For instance, when he walked through our backdoor, he did not exclaim, "I thought you had a sticky floor!" Do you remember the sticky floor?

Ahh... the memories!

I guess in his sweet, little mind once a floor gets THAT sticky, it just stays that way.

We did not complete any school work while Four-Year-Old was visiting because I would never subject visiting children to studying with us. I mean, really, what kind of a woman has school when friends come over to visit? So, dear Four-Year-Old did not "do school" with my much older boys.

In particular, I made sure he did not do geography with us. We sing songs to learn the countries, and I did not want him having too much fun. Now that I think about it, I don't know why I allow my boys to sing their lessons. I do not believe in children having fun while they learn after all.

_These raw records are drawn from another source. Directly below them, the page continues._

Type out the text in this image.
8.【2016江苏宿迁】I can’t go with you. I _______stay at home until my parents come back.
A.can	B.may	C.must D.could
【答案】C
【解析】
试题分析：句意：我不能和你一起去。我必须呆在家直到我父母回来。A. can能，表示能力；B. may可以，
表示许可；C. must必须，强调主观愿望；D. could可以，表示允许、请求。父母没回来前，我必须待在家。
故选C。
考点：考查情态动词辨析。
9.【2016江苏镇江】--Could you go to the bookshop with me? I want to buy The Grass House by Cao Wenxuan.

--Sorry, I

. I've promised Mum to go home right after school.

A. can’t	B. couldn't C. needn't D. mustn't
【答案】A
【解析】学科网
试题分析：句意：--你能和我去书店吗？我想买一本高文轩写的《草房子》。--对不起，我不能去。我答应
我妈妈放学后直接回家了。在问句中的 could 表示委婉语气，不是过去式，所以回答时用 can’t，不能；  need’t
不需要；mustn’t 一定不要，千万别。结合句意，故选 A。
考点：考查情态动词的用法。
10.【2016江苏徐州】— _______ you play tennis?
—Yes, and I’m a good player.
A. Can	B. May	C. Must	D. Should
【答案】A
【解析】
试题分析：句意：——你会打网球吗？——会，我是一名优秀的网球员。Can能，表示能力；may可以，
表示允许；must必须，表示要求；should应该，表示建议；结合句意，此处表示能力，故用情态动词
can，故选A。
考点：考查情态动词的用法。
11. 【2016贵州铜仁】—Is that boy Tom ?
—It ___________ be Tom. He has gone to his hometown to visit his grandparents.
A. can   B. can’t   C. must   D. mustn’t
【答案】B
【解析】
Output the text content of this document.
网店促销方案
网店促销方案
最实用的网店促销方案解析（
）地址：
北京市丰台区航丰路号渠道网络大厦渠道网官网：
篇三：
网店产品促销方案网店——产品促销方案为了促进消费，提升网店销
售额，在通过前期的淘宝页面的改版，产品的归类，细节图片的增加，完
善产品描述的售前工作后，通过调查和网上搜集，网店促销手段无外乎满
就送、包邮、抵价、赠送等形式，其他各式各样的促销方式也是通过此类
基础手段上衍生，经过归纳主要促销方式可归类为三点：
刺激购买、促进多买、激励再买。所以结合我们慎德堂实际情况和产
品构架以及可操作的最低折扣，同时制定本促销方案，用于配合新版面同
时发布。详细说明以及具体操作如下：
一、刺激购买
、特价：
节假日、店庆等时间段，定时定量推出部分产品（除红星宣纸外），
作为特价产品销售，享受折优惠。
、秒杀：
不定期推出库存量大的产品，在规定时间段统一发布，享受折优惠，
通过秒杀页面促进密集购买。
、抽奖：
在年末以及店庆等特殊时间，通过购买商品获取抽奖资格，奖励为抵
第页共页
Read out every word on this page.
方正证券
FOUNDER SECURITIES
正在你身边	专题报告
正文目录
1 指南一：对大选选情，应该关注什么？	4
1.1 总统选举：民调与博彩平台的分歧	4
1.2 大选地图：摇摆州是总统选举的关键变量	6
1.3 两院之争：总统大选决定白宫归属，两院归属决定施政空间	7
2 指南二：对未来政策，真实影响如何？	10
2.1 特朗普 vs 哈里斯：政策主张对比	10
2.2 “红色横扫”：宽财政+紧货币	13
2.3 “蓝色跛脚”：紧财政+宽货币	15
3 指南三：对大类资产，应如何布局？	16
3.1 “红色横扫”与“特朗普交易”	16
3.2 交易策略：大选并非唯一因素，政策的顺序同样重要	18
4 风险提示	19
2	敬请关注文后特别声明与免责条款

The lyrics to the geography song they did not sing are not supposed to be, "Luxembourg, Lichtenstein, Switzerland, Austria, Belgium and Netherlands… France and Monaco… Germany… are all in Western Europe." A certain someone did not change the lyrics to "France and Monaco… Gerrrrrrr-man-eeeeeee are all in Western Syrup!"

My boys did not find this hysterical and they and their buddy did not sing "Western Syrup" over and over again for the remainder of the day.

Oh, and Four-Year-Old's mother, by the way, does not have a degree in German. I did not send him home with the misinformation that the country his mother so admires is in a place called "Western Syrup". I wonder if they have sticky floors there.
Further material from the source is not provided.